” Qui donc est mon prochain?” (Luc 10: 29)

S’il est vrai que les chrétiens doivent plus que jamais prendre conscience de leur rôle dans la société québécoise en vue d’être au cœur de l’action qui enrichit le bien commun, il faut dès lors poser la question : mais qu’est-ce que le bien commun?

Je propose la réponse de Jean-Yves Naudet, professeur émérite d’économie à la faculté de Droit et de Sciences politiques de l’Université d’Aix-Marseille.

« Le bien commun vise l’épanouissement intégral des personnes et des groupes qui constituent la société : si le politique en est le responsable ultime, chacun en est responsable à son niveau et on ne peut espérer progresser vers lui que si les corps intermédiaires peuvent vraiment tenir leur place.[1] »

Est-ce que les chrétiens peuvent vraiment tenir leur place parmi les corps intermédiaires susceptibles d’enrichir le bien commun selon la définition du professeur Naudet? Sans aucune hésitation, je dis OUI! Mais à la seule condition qu’ils s’en tiennent au rôle qui est le leur. La part des chrétiens ne peut dépasser l’intention du Christ pour ce monde.

Jésus et le bien commun

Lorsqu’on m’a approché pour écrire un article qui traite de la convergence entre la foi chrétienne et le bien commun, la parabole du bon Samaritain m’est aussitôt venue à l’esprit. Non pas tous les détails de cette parabole, mais surtout la conclusion où Jésus affirme : « Lequel de ces trois te semble avoir été le prochain de celui qui était tombé au milieu des brigands ? C’est celui qui a exercé la miséricorde envers lui, répondit le docteur de la loi. Et Jésus lui dit : va, et toi, fais de même.[2] »

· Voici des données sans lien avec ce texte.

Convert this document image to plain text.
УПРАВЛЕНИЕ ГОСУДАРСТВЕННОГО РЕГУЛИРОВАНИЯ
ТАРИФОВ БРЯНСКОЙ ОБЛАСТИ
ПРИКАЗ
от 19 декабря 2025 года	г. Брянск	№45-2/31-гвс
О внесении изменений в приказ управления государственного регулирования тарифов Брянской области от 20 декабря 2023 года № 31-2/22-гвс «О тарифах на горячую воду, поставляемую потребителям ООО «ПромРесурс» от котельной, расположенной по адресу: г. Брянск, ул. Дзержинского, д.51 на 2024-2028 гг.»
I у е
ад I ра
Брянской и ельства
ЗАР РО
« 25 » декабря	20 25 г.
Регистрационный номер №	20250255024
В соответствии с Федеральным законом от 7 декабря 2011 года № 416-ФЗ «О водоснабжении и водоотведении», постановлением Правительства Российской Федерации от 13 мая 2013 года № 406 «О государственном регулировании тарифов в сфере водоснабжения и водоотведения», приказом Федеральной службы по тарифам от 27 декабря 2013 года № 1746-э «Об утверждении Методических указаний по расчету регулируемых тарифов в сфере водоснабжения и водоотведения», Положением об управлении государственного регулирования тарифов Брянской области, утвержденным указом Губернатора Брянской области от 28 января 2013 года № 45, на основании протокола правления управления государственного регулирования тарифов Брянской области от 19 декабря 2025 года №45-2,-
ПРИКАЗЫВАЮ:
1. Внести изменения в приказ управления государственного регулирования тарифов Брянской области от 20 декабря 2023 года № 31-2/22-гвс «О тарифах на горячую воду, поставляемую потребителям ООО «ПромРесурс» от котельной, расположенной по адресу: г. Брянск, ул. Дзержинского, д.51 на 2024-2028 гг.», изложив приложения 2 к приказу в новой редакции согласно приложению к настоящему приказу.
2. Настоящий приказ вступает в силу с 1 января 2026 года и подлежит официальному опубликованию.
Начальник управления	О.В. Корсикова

Remarquons que Jésus ne répond pas tout à fait la question que lui avait posée auparavant le docteur de la Loi au verset 29 : « Et qui est mon prochain ? » Pour Jésus le plus important n’est pas de savoir qui est le prochain, mais plutôt comme il l’affirme au verset 36, « Lequel de ces trois te semble avoir été le prochain de celui qui était tombé? » Autrement dit, Jésus pose différemment la question de telle sorte qu’au final, il ne s’agit plus d’identifier qui est mon prochain, mais de qui suis-je le prochain?

De qui suis-je le prochain? 

Il suffit de réfléchir juste un peu à la question telle que Jésus la reformule au docteur de la Loi pour voir ce dernier complètement déculotté. Non seulement Jésus ne tombe pas dans le piège dissimulé dans cette question, mais il tend à cet homme un piège bien plus redoutable encore. Or, ce piège m’est également tendu à moi comme disciple de Christ. Comme cet homme, je préfère de loin rester maitre de mes préférences à l’égard de celui que je désigne comme mon prochain. Je veux maintenir mon privilège de juge en vue de préserver le pouvoir de choisir qui est celui qui mérite d’être mon prochain. Qui est digne de moi, de mon amitié, de mon secours? Et Jésus, connaissant trop bien le cœur de l’homme, renverse la question en vue de lui retirer le pouvoir de choisir son prochain.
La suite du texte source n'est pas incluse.